- Developer: Konami
- Publisher: Konami
- Director: Takuya Sokukawa
- Producer: Tatsunori Matsuo
- Platforms: Google Stadia, Nintendo Switch, PlayStation 4, Windows, Xbox One
- Release: Stadia September 1, 2020 PS4, Xbox One, Switch, Windows May 27, 2021
- Genre: Battle royale
- Mode: Multiplayer

= Super Bomberman R Online =

 was a free-to-play battle royale game developed and published by Konami. It is an online-only sequel to Super Bomberman R (2017).

Super Bomberman R Online was released as an exclusive title for Google Stadia on September 1, 2020. It was ported and released on Nintendo Switch, PlayStation 4, Windows, and Xbox One.

It exceeded 3 million downloads across all platforms in July 2021, but was reported to have struggled maintaining an audience. The service was terminated on December 1, 2022. It was succeeded by Super Bomberman R 2 (2023), which integrated the battle royale as a side game mode.

==Gameplay==
Super Bomberman R Online is a battle royale game. The game includes crossover playable characters from Konami video games, including Castlevania, Contra, Gradius, Metal Gear, Princess Tomato in the Salad Kingdom, Pop'n Music, and Silent Hill.

==Development and release==
Super Bomberman R Online was developed by Konami's internal team. It was directed by Takuya Sokukawa and produced by Tatsunori Matsuo, the latter of which had worked on mobile games, including those in the Bomberman series. Matsuo said Super Bomberman R (2017) was developed specifically for consoles, and the developer wanted to expand the Bomberman intellectual property's potential by creating an online-exclusive experience where there was more opportunity for people to enjoy.

It was officially announced in June 2020 as an exclusive title for Google Stadia. It was released as a free-to-play title for anyone with a Stadia account, the second Stadia game to do so after Destiny 2. Players with Stadia Pro subscription could claim the Premium Edition, granting access to additional playable characters and private matchmaking feature, for free until November 30, after which it cost $9.99. It was released on PlayStation 4, Xbox One, Nintendo Switch and Steam on 27 May 2021.

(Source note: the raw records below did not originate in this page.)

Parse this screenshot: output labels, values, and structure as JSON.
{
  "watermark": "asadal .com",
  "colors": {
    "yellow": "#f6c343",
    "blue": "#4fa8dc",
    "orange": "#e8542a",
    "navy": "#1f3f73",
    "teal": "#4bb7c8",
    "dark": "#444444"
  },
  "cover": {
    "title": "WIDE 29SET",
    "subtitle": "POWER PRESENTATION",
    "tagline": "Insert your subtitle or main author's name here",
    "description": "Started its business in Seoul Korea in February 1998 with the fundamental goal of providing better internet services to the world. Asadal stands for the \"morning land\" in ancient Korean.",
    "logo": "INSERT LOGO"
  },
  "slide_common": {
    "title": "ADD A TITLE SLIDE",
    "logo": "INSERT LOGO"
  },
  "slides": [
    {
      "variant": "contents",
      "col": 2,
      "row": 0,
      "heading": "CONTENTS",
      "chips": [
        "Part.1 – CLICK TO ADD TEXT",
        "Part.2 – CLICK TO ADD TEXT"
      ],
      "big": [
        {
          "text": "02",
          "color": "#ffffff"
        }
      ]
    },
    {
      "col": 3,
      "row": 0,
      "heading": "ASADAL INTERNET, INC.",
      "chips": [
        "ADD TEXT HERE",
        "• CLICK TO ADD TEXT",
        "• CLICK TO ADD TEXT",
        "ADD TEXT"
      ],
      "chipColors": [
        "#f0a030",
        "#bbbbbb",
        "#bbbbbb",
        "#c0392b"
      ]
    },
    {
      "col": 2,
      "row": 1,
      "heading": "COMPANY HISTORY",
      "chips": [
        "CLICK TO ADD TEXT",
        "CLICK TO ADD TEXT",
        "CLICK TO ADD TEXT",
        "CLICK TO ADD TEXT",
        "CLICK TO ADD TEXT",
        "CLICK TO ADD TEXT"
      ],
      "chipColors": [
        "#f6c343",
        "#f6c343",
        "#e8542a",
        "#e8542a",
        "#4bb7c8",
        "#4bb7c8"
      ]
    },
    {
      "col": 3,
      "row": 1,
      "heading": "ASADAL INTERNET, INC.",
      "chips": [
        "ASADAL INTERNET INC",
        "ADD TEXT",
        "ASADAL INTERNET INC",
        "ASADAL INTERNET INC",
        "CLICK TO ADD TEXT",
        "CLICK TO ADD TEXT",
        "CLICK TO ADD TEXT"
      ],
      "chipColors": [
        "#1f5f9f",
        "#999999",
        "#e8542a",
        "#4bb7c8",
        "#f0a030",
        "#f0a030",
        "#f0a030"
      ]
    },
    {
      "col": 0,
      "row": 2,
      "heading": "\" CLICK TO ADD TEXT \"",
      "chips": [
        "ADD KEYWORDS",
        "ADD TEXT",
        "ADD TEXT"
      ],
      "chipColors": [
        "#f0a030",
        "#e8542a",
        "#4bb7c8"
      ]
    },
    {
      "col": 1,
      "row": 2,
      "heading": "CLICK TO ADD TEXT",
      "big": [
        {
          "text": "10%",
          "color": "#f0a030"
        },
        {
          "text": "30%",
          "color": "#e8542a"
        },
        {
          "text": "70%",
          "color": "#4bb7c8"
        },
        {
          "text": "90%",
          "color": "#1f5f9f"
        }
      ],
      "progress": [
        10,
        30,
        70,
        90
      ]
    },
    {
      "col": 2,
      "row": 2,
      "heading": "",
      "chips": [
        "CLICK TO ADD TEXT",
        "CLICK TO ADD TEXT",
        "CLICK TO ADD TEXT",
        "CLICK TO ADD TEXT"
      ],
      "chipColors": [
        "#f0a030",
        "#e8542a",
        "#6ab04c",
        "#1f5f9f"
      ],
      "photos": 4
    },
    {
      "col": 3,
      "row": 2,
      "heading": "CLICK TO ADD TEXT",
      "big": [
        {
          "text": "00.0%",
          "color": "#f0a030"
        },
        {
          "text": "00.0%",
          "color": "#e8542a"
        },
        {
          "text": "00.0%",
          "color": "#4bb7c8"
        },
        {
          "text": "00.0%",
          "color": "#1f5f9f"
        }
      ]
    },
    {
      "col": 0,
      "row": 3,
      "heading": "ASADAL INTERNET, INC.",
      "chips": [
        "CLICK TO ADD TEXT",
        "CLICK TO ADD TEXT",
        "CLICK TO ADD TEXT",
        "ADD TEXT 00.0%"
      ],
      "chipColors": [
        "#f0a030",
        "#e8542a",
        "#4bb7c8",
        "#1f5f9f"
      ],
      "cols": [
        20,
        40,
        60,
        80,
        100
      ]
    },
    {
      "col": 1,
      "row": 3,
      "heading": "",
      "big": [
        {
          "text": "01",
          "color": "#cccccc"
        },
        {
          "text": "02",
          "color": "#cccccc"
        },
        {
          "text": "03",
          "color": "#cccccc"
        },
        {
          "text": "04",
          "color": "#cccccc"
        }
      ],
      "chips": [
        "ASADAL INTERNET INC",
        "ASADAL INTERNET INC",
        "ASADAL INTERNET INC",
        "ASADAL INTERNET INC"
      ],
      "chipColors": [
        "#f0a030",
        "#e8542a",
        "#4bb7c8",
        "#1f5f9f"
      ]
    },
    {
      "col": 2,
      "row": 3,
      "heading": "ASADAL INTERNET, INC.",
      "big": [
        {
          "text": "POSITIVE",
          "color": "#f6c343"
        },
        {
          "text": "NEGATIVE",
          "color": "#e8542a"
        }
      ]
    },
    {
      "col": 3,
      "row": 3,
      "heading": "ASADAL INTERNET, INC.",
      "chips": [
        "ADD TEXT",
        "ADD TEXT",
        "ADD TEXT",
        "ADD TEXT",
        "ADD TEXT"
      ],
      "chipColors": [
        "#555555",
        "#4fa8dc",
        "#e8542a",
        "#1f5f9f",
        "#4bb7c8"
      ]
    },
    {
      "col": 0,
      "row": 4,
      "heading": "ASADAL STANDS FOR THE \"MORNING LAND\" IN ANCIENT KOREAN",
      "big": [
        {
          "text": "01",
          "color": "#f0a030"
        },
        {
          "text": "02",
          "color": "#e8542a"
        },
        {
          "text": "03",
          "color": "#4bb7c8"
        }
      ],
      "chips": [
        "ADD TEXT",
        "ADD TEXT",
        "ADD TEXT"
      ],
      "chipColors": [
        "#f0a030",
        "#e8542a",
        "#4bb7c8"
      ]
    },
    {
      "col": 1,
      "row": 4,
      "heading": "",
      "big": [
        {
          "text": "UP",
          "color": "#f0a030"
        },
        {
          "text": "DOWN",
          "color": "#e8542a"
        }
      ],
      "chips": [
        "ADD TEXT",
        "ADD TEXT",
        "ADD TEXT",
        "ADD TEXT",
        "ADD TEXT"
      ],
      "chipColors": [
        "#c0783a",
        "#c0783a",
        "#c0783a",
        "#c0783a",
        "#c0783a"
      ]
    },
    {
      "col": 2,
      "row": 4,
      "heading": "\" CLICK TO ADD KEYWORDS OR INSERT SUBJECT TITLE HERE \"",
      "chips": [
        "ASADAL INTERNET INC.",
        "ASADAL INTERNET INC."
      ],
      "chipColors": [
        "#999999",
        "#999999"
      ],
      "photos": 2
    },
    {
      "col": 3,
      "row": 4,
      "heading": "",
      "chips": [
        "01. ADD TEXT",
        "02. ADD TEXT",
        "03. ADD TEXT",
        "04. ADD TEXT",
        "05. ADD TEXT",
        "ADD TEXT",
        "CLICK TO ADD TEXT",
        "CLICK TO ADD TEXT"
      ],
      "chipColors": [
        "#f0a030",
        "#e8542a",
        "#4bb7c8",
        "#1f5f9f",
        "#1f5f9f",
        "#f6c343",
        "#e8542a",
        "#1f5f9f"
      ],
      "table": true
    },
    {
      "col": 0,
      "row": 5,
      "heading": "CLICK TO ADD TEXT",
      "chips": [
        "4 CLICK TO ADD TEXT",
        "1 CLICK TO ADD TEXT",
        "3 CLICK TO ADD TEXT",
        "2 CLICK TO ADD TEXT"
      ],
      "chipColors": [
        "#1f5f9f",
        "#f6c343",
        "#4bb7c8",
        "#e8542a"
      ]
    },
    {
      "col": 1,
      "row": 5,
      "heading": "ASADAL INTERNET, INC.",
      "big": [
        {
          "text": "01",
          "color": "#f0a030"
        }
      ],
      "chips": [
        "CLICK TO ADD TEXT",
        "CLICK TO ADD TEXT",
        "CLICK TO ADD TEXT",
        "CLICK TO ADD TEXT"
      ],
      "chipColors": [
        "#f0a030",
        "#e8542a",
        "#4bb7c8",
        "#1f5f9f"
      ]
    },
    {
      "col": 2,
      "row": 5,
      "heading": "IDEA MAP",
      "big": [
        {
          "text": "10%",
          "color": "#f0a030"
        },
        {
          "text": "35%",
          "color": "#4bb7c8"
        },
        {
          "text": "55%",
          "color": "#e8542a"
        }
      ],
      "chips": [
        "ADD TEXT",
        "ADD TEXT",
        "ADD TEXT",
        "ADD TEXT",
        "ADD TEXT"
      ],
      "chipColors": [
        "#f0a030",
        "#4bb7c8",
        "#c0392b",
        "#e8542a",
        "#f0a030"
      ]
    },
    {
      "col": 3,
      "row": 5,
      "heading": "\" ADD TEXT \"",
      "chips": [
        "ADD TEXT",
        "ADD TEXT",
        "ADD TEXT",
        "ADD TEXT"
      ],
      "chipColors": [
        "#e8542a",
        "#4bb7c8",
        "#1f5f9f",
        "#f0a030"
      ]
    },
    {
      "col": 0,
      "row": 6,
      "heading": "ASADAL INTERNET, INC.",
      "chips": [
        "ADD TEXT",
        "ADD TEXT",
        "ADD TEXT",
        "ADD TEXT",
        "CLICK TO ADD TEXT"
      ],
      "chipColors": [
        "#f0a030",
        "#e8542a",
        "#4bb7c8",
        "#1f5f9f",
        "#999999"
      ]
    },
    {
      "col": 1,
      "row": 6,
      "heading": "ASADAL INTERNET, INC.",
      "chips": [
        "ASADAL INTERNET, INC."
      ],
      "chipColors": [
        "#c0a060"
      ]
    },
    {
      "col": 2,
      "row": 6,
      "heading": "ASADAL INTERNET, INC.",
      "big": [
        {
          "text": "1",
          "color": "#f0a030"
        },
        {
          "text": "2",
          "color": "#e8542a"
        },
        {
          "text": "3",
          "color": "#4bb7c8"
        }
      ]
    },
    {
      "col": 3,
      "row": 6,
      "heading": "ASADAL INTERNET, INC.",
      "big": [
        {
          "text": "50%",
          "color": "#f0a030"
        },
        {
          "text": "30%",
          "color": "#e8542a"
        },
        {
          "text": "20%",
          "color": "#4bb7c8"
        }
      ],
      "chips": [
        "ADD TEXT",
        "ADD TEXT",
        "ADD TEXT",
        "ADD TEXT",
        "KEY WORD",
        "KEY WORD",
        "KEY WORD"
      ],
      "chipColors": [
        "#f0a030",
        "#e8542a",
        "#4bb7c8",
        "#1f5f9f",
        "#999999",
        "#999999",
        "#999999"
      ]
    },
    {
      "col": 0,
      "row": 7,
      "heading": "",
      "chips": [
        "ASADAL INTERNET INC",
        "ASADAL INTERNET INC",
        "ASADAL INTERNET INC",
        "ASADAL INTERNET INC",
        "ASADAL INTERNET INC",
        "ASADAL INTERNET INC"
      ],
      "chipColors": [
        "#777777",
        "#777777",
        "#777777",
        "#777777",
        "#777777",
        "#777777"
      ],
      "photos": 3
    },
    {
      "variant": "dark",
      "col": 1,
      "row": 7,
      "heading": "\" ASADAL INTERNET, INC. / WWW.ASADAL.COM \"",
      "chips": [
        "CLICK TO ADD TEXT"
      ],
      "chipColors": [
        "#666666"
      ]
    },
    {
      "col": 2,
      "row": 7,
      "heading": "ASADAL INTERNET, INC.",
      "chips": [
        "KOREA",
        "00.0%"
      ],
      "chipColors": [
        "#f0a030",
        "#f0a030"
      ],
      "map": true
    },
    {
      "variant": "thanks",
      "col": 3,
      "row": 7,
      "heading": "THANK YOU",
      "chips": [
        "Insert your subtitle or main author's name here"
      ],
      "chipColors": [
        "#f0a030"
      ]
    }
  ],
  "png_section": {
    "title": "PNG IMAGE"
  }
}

Season 3 ended on May 12, 2022 without an announcement of the fourth. On June 1, 2022, Konami announced it would terminate all services for Super Bomberman R Online. All paid transactions were suspended immediately on the same day. It was shut down on December 1, 2022, 18 months after coming to consoles.

==Reception==
Konami stated in July 2021 that Super Bomberman R Online surpassed 3 million downloads across all platforms. In June 2022, PC Gamers Mollie Taylor analyzed it struggled to maintain an audience based on the data available from the Steam client. SteamDB indicated its concurrent player number for the Windows version peaked with 7,000 players at launch, and had been around 200 since September 2021. User reviews on Steam criticized its inability to find battle matches and key features like partying up with friends being locked behind a paywall.

==Legacy==
In an announcement for the shutdown, Konami stated, "The Bomberman series is moving forward with new projects. We hope to be able to inform you of this project soon." On September 12, 2023, Konami released a new title, Super Bomberman R 2, for the PlayStation 4, PlayStation 5, Xbox One, Xbox Series X/S, and Windows. It includes an online game mode called Battle 64, which works identically to the battle royale gameplay of Super Bomberman R Online.